Pointer networks are a variation of the sequence-to-sequence model with attention. Instead of translating one sequence into another, they yield a succession of pointers to the elements of the input series. The most basic use of this is ordering the elements of a variable-length sequence or set.
Basic seq2seq is an LSTM encoder coupled with an LSTM decoder. It’s most often heard of in the context of machine translation: given a sentence in one language, the encoder turns it into a fixed-size representation. Decoder transforms this into a sentence again, possibly of different length than the source. For example, “como estas?” – two words – would be translated to “how are you?” – Three words.
The model gives better results when augmented with attention. Practically it means that the decoder can look back and forth over input. Specifically, it has access to encoder states from each step, not just the last one. Consider how it may help with Spanish, in which adjectives go before nouns: “neural network” becomes “red neuronal”.

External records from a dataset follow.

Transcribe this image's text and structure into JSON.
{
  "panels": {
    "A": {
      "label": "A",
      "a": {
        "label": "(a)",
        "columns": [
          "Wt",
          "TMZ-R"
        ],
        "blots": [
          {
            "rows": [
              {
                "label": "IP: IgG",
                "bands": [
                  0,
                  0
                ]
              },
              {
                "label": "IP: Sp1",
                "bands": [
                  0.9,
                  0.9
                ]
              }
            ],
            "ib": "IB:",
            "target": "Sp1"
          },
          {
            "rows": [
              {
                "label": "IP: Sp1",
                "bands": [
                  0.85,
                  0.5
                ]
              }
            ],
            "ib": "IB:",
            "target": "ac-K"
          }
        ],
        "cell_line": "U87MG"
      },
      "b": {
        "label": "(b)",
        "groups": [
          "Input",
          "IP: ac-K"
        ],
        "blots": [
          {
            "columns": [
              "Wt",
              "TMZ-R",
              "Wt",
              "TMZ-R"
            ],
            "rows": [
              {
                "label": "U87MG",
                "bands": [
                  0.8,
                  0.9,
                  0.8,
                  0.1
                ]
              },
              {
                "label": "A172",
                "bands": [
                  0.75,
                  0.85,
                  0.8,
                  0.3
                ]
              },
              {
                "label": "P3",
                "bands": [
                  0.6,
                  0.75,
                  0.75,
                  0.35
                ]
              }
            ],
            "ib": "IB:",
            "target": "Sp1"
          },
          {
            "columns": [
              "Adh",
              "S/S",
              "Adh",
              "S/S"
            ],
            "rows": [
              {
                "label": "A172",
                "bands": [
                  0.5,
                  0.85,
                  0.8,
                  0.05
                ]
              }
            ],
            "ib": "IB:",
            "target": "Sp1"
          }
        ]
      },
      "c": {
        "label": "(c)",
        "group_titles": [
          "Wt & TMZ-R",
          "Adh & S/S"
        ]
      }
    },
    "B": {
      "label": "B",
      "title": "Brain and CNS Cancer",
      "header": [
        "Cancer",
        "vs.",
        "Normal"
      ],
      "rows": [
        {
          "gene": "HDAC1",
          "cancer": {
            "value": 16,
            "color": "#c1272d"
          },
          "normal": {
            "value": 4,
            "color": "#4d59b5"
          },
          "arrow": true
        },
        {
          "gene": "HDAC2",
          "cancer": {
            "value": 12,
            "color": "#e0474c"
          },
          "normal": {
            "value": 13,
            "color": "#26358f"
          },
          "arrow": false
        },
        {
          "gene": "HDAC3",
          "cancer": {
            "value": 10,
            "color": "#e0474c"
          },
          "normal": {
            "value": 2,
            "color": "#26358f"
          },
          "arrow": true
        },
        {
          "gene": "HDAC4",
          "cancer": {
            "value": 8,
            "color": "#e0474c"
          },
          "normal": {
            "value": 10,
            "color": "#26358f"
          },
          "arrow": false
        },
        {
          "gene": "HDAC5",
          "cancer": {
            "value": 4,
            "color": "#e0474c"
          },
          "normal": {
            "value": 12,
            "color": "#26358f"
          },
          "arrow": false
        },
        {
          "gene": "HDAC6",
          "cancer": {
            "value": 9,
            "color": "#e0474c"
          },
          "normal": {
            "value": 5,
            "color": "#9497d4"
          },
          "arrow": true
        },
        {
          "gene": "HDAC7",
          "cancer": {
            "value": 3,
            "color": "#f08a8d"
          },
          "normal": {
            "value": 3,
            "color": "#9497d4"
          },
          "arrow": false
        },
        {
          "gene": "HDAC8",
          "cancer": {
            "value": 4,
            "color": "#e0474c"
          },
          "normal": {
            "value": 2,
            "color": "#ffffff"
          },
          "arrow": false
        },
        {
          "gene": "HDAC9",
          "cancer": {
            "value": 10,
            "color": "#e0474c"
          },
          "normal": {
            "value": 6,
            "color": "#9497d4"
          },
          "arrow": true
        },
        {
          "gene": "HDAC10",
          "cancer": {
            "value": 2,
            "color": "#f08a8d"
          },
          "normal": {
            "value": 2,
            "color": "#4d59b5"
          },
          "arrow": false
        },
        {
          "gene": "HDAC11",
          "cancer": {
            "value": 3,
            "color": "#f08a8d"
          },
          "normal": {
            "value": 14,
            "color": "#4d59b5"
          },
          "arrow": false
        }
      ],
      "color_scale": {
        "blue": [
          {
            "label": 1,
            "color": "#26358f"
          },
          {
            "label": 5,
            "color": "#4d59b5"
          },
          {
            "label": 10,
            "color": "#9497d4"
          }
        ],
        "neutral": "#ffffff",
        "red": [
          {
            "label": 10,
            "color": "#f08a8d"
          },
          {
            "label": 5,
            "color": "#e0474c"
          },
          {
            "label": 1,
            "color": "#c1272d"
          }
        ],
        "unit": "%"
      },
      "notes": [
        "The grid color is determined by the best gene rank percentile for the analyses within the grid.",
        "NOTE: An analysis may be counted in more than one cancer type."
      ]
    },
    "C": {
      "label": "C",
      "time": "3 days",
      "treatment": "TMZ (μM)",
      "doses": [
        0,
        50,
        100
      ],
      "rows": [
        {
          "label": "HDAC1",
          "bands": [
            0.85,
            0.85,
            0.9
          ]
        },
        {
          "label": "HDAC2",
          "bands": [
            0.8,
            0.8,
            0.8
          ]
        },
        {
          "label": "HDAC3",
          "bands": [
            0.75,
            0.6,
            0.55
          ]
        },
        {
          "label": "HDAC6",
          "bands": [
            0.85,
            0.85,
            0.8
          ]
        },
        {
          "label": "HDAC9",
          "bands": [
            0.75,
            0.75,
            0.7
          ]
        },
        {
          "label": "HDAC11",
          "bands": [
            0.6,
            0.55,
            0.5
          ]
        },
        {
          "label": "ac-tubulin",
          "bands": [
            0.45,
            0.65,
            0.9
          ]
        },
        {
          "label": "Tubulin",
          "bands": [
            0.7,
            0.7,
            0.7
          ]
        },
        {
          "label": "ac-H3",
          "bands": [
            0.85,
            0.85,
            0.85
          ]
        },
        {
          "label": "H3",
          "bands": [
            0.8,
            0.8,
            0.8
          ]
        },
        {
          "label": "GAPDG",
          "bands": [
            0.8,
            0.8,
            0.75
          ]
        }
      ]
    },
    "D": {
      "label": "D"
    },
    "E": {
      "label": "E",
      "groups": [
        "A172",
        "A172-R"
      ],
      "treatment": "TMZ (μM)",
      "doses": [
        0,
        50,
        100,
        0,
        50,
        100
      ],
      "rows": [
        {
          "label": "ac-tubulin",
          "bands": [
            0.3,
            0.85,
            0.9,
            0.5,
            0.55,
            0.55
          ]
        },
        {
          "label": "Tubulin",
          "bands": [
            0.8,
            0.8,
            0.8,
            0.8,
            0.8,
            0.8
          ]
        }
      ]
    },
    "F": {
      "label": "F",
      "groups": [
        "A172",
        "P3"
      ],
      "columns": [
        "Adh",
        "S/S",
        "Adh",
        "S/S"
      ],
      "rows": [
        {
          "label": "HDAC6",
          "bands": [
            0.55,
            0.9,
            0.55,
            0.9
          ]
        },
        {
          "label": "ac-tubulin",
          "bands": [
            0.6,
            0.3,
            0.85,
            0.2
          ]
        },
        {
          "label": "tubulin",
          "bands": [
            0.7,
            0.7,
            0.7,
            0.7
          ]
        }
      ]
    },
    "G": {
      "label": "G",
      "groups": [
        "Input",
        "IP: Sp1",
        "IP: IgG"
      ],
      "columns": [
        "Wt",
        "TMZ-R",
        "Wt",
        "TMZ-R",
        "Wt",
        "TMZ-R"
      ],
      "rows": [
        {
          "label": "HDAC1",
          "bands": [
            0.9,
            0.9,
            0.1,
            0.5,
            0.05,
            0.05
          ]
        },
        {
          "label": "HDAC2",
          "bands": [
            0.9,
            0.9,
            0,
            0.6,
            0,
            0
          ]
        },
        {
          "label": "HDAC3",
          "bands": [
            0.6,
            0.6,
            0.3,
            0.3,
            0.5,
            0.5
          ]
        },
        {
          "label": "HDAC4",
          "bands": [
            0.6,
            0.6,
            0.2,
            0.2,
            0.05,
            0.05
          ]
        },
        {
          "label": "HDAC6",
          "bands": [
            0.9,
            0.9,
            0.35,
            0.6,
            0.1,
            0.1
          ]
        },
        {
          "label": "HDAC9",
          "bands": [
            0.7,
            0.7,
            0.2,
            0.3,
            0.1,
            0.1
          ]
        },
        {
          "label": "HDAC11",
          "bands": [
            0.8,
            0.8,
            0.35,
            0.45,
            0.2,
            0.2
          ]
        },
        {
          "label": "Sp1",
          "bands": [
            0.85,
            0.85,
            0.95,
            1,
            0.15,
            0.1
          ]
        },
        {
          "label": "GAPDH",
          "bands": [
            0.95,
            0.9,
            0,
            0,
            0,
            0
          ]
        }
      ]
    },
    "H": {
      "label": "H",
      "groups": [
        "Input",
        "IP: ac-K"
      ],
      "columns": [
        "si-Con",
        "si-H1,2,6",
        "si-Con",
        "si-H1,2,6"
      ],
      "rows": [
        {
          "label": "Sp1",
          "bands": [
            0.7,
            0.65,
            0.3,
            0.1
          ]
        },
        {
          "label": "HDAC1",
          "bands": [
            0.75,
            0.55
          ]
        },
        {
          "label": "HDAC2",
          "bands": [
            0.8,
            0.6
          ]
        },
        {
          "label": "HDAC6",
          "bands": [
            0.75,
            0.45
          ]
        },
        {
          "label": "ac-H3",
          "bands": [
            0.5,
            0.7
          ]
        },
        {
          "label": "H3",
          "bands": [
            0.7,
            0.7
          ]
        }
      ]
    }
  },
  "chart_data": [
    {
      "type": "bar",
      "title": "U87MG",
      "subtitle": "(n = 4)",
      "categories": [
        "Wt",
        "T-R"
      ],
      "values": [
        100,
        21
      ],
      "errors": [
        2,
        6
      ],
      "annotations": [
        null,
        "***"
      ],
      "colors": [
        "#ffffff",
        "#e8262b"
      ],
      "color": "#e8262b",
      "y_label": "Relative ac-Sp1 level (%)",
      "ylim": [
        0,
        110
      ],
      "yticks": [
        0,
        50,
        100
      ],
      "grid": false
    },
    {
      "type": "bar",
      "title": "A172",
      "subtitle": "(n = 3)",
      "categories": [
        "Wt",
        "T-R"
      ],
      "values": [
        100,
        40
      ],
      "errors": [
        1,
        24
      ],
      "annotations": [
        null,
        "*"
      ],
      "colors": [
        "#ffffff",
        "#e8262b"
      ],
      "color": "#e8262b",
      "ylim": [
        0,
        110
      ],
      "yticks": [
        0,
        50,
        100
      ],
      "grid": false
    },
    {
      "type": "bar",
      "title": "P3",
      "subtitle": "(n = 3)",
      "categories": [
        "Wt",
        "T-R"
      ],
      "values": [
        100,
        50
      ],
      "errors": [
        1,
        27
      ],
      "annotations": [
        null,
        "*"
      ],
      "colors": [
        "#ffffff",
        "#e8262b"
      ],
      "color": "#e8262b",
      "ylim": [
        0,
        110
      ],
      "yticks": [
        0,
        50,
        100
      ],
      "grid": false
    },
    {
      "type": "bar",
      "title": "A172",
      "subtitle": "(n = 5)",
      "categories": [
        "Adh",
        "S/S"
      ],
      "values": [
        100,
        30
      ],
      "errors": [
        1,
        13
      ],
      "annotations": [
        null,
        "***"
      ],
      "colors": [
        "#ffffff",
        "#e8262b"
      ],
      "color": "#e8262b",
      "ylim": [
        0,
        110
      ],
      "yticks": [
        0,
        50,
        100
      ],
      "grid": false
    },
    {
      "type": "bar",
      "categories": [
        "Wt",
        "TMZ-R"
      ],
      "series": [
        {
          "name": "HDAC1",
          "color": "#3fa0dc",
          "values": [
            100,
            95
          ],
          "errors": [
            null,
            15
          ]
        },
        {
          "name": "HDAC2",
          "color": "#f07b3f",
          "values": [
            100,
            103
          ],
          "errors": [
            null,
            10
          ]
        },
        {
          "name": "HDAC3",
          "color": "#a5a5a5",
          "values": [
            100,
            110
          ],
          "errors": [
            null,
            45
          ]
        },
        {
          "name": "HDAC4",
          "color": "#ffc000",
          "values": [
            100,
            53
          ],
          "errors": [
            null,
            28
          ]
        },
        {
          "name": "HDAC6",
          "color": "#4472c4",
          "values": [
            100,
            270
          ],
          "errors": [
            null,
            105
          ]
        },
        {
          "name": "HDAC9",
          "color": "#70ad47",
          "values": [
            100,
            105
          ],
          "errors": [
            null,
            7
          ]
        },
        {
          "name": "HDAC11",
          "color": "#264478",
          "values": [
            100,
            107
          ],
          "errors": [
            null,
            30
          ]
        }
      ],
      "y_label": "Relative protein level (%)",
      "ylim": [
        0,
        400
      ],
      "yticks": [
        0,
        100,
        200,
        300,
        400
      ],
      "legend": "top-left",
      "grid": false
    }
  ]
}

In technical terms, attention (at least this particular kind, content-based attention) boils down to weighted averages. In short, a weighted average of encoder states becomes the decoder state. Attention is just the distribution of weights.
Here’s more on seq2seq and attention in Keras.
In pointer networks, attention is even simpler: instead of weighing input elements, it points at them probabilistically. In effect, you get a permutation of inputs. Refer to the paper for details and equations.
Note that one doesn’t need to use all the pointers. For example, given a piece of text, a network could mark an excerpt by pointing at two elements: where it starts, and where it ends.